Necessary and Sufficient Polynomial Constraints on Compatible Triplets of Essential Matrices

The essential matrix incorporates relative rotation and translation parameters of two calibrated cameras. The well-known algebraic characterization of essential matrices, i.e. necessary and sufficient conditions under which an arbitrary matrix (of rank two) becomes essential, consists of a unique matrix equation of degree three. Based on this equation, a number of efficient algorithmic solutions to different relative pose estimation problems have been proposed. In three views, a possible way to describe the geometry of three calibrated cameras comes from considering compatible triplets of essential matrices.
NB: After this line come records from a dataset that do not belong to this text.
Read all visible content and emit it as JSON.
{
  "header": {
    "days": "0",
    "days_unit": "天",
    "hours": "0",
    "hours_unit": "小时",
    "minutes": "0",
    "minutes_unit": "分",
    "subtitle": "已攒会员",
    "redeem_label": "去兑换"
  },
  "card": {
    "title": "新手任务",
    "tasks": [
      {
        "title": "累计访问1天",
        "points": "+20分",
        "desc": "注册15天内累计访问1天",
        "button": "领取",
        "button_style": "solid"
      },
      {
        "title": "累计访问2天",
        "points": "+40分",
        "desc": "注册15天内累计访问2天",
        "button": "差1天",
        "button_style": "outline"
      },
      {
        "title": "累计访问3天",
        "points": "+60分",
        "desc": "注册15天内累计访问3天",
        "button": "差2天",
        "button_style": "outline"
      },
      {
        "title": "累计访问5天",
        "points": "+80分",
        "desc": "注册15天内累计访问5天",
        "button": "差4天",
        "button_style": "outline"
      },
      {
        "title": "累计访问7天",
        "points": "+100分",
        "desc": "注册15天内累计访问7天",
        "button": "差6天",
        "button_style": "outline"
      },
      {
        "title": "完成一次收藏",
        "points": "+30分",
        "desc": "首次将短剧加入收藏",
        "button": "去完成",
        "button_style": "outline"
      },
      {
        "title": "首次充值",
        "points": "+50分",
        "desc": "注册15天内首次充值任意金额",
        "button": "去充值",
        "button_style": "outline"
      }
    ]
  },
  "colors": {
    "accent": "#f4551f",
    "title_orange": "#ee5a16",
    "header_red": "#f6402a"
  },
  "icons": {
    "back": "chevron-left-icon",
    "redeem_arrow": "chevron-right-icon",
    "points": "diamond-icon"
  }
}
The compatibility is meant the correspondence of a triplet to a certain configuration of calibrated cameras. The main goal of this paper is to give an algebraic characterization of compatible triplets of essential matrices. Specifically, we propose necessary and sufficient polynomial constraints on a triplet of real rank-two essential matrices that ensure its compatibility. The constraints are given in the form of six cubic matrix equations, one quartic and one sextic scalar equations. An important advantage of the proposed constraints is their sufficiency even in the case of cameras with collinear centers. The applications of the constraints may include relative camera pose estimation in three and more views, averaging of essential matrices for incremental structure from motion, multiview camera auto-calibration, etc.